# If my Wife had an all girl orgy, would that be considered cheating?



## Dubda (Apr 18, 2020)

My wife of 5 years confessed to me that she had an all-girl orgy with her friends while I was away on a business trip. Her friends all came into town at the same time, so after having drinks all went to their hotel room and had an orgy.

Is this considered cheating? My wife says no. I say yes. But I am only mad because I wasn't thereto join in.

Is this still cheating / infidelity?


----------



## Ragnar Ragnasson (Mar 4, 2018)

Dude, same post as you made almost two yrs ago.

No one give you the response you want yet?


----------



## Anastasia6 (May 28, 2017)

Dubda said:


> My wife of 5 years confessed to me that she had an all-girl orgy with her friends while I was away on a business trip. Her friends all came into town at the same time, so after having drinks all went to their hotel room and had an orgy.
> 
> Is this considered cheating? My wife says no. I say yes. But I am only mad because I wasn't thereto join in.
> 
> Is this still cheating / infidelity?


Cheating is any sex outside of marriage that both partners didn't agree to. You didn't agree. So yes it is cheating.

I'd also question if there was only girls..... She may be trickle truthing.

Either way you should ask yourself. Are you ok with a spouse who has sex without your knowledge or permission. Next time she may come and say she had a threesome with blah blah blah and the man only got oral from her no penetration so it isn't cheating. right?


----------



## Andy1001 (Jun 29, 2016)

If you really believe it was just her female friends then I have a bridge that you might like to buy.


----------



## Anastasia6 (May 28, 2017)

Ragnar Ragnasson said:


> Dude, same post as you made almost two yrs ago.
> 
> No one give you the response you want yet?


Good call. I really have to start reading old threads. 

He got all good answers last time.


----------



## Diana7 (Apr 19, 2016)

Yes of course it's cheating. Why would it not be?


----------



## DownByTheRiver (Jul 2, 2020)

I mean it must bother you or you wouldn't have posted twice about it. But if it really doesn't bother you because it was women, then so be it. Did she have any reason to think you wouldn't care as long as it was all women? It's cheating if she knew you would not approve of it. I know you're still hoping for a miracle here, but I wouldn't hold my breath. Perhaps that's why you're back a second time, because you waited a while to see if you would get an invitation?


----------



## Ragnar Ragnasson (Mar 4, 2018)

Andy1001 said:


> If you really believe it was just her female friends then I have a bridge that you might like to buy.

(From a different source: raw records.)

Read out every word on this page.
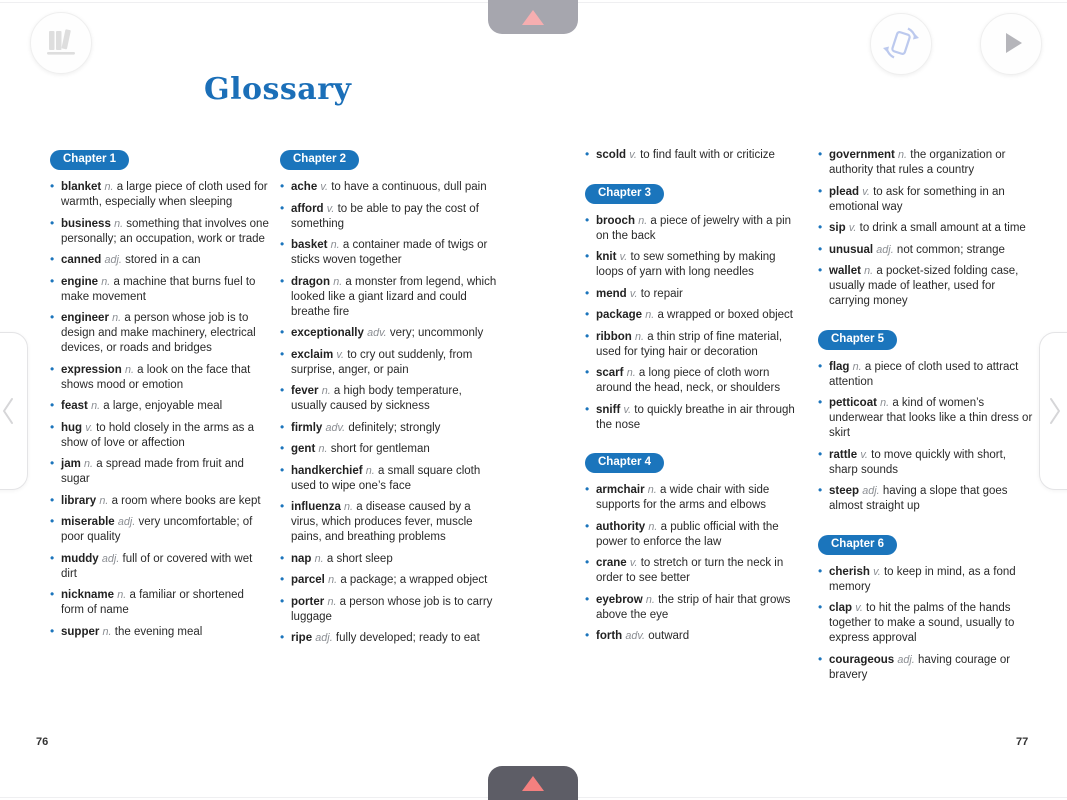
Glossary
Chapter 1
• blanket n. a large piece of cloth used for warmth, especially when sleeping
• business n. something that involves one personally; an occupation, work or trade
• canned adj. stored in a can
• engine n. a machine that burns fuel to make movement
• engineer n. a person whose job is to design and make machinery, electrical devices, or roads and bridges
• expression n. a look on the face that shows mood or emotion
• feast n. a large, enjoyable meal
• hug v. to hold closely in the arms as a show of love or affection
• jam n. a spread made from fruit and sugar
• library n. a room where books are kept
• miserable adj. very uncomfortable; of poor quality
• muddy adj. full of or covered with wet dirt
• nickname n. a familiar or shortened form of name
• supper n. the evening meal
Chapter 2
• ache v. to have a continuous, dull pain
• afford v. to be able to pay the cost of something
• basket n. a container made of twigs or sticks woven together
• dragon n. a monster from legend, which looked like a giant lizard and could breathe fire
• exceptionally adv. very; uncommonly
• exclaim v. to cry out suddenly, from surprise, anger, or pain
• fever n. a high body temperature, usually caused by sickness
• firmly adv. definitely; strongly
• gent n. short for gentleman
• handkerchief n. a small square cloth used to wipe one’s face
• influenza n. a disease caused by a virus, which produces fever, muscle pains, and breathing problems
• nap n. a short sleep
• parcel n. a package; a wrapped object
• porter n. a person whose job is to carry luggage
• ripe adj. fully developed; ready to eat
• scold v. to find fault with or criticize
Chapter 3
• brooch n. a piece of jewelry with a pin on the back
• knit v. to sew something by making loops of yarn with long needles
• mend v. to repair
• package n. a wrapped or boxed object
• ribbon n. a thin strip of fine material, used for tying hair or decoration
• scarf n. a long piece of cloth worn around the head, neck, or shoulders
• sniff v. to quickly breathe in air through the nose
Chapter 4
• armchair n. a wide chair with side supports for the arms and elbows
• authority n. a public official with the power to enforce the law
• crane v. to stretch or turn the neck in order to see better
• eyebrow n. the strip of hair that grows above the eye
• forth adv. outward
• government n. the organization or authority that rules a country
• plead v. to ask for something in an emotional way
• sip v. to drink a small amount at a time
• unusual adj. not common; strange
• wallet n. a pocket-sized folding case, usually made of leather, used for carrying money
Chapter 5
• flag n. a piece of cloth used to attract attention
• petticoat n. a kind of women’s underwear that looks like a thin dress or skirt
• rattle v. to move quickly with short, sharp sounds
• steep adj. having a slope that goes almost straight up
Chapter 6
• cherish v. to keep in mind, as a fond memory
• clap v. to hit the palms of the hands together to make a sound, usually to express approval
• courageous adj. having courage or bravery
76	77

That's the reality. Still. And it still will be 5 years from today.


----------



## Mr.Married (Feb 21, 2018)

If she brought the video home for me then it’s not cheating .... it’s an early Christmas present.


----------



## Ragnar Ragnasson (Mar 4, 2018)

Mr.Married said:


> If she brought the video home for me then it’s not cheating .... it’s an early Christmas present.


Bahahaha 🤣🤣🤣🤣


----------



## Prodigal (Feb 5, 2011)

Dubda said:


> Is this still cheating / infidelity?


Seriously???? Are you REALLY this dumb????


----------



## ConanHub (Aug 9, 2013)

Dubda said:


> My wife of 5 years confessed to me that she had an all-girl orgy with her friends while I was away on a business trip. Her friends all came into town at the same time, so after having drinks all went to their hotel room and had an orgy.
> 
> Is this considered cheating? My wife says no. I say yes. But I am only mad because I wasn't thereto join in.
> 
> Is this still cheating / infidelity?


Throw in a stripper and a dwarf and I'll keep reading.


----------



## MattMatt (May 19, 2012)

@Dubda as this is the second time you have posted this, I'll direct members to your first post on this Does cheating include wife with girlfriends


----------